Last night I was awake in bed, as insomnia is part of pregnancy, and I started to visualize the way I want the birth of my next child to proceed. I tried to picture it all, including the pain, perhaps the uncertainty, but also the carrying on, and then the pushing. I saw myself perhaps squatting on the bed as I delivered the baby. I imagined the huge rush of relief and triumph and ecstasy. I had the tiny newborn on my chest, asking that the nurses not clean the baby, or do any other unnecessary meddling, until we had a good long while to lay there together, skin to skin. I wondered if I kept doing this visualization, if it would leave me with less doubt when the day actually comes.
You see, because of the way everything went with Freya, I am unfortunately saddled with the notion that my reproductive system is incapable of handling its most basic duties. For years, we were unable to conceive on our own and required medical intervention to get pregnant. Then her placenta was somewhat abnormal, with the cord inserted on the side rather than in the center. Then I went all the way to 42 weeks without ever going into active labor or dilating past 4 cm. Then the induction failed, then Freya had heart decelerations, then I had a c-section. A doctor was required for us to conceive, and then for her to be born. My body failed (WELL except for the perfect healthy beautiful girl it created).
Of course, ever since then, I have been trying to prove that story wrong. After a very rough start and a lot of determination, I breastfed Freya for over two years — the first eight months of which pretty much exclusively. She has never tasted a drop of formula. So, my body more than did her job there.
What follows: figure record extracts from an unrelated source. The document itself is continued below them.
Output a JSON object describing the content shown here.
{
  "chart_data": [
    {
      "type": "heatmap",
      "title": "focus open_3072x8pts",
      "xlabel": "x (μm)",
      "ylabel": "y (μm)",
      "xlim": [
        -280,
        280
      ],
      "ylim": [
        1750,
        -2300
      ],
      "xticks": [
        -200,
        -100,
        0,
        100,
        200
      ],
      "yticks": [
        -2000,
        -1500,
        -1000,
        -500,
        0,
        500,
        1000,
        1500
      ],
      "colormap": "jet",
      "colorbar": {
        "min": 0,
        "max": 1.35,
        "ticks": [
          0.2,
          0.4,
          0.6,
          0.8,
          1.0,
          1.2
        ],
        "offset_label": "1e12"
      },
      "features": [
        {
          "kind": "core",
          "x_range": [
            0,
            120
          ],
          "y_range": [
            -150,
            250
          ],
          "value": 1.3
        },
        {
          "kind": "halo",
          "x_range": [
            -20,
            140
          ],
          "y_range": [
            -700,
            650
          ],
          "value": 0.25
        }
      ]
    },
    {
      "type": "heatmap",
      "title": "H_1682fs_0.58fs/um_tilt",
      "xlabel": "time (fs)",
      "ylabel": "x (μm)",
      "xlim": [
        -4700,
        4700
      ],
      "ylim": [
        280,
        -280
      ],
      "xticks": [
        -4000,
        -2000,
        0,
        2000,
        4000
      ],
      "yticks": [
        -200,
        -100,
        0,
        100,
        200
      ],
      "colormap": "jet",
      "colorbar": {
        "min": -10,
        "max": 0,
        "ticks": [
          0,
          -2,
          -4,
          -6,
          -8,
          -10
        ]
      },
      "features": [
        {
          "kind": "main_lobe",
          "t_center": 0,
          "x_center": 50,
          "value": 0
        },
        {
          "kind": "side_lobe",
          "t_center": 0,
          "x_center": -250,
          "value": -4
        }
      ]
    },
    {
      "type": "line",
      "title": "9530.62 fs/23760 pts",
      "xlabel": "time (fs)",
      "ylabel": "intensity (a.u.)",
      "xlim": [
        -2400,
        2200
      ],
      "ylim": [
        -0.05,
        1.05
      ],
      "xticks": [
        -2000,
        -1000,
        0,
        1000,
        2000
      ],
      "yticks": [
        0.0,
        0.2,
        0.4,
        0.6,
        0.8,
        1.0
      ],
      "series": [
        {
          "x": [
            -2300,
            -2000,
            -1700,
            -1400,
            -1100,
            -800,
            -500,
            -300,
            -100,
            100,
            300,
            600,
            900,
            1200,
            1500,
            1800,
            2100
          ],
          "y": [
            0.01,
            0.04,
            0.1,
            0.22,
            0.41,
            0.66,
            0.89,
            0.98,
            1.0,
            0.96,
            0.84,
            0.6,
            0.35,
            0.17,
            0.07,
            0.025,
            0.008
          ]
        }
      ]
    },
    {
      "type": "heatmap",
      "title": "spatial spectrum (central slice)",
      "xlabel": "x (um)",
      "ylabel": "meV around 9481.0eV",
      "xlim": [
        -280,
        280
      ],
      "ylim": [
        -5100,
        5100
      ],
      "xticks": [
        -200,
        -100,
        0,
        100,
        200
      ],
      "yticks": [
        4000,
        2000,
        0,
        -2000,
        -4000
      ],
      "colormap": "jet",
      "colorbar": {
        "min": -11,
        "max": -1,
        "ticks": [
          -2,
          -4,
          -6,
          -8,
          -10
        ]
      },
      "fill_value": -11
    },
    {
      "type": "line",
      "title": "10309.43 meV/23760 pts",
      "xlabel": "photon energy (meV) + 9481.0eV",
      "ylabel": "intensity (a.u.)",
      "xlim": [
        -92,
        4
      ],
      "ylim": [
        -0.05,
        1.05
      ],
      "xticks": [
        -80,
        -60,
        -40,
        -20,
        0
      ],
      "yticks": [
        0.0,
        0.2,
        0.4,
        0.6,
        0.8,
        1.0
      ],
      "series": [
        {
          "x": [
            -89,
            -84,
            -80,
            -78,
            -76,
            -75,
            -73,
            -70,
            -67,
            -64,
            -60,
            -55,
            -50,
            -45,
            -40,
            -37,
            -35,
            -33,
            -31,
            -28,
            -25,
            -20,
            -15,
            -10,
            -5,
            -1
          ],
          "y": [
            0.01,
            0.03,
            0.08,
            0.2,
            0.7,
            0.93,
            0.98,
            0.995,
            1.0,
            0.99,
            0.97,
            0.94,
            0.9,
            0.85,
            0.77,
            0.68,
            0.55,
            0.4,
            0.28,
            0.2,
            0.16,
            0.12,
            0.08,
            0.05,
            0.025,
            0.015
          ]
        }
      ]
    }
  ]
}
Then somehow, we conceived again completely on our own in October. No fertility clinic or tests or catheters for this one. It happened the way it’s supposed to — by chance, in our home. Maybe that’s why it doesn’t feel as real yet?
So this time is different. It has to be. I will fight hard to avoid another abdominal surgery. The exact same rules will apply this time: it won’t happen unless someone is in real peril. I understand that to have my VBAC (vaginal birth after cesarean), I will need to be extremely well-informed, prepared, confident, positive, and so on. I will be up against a medical profession that will view me as an accident waiting to happen, and possibly as a troublemaker for not just scheduling the c-section like every other woman they see who has already had one. Sorry, but for me, the risks and downsides of another surgery FAAAR outweigh the extremely remote risks of VBAC.
If I were a true badass, I would just go for a homebirth and not have to worry at all about the fight I am in for with the hospital staff. But I can’t deny I am still a bit traumatized by what happened with little unborn Freya, hearing those heart tones drop.
So I will do everything I can to just make sure that Brian and I retain as much power as we can, and hope and hope and hope that my body follows through this time, that labor begins naturally at home, progresses toward the finish line, and lets me push my baby out.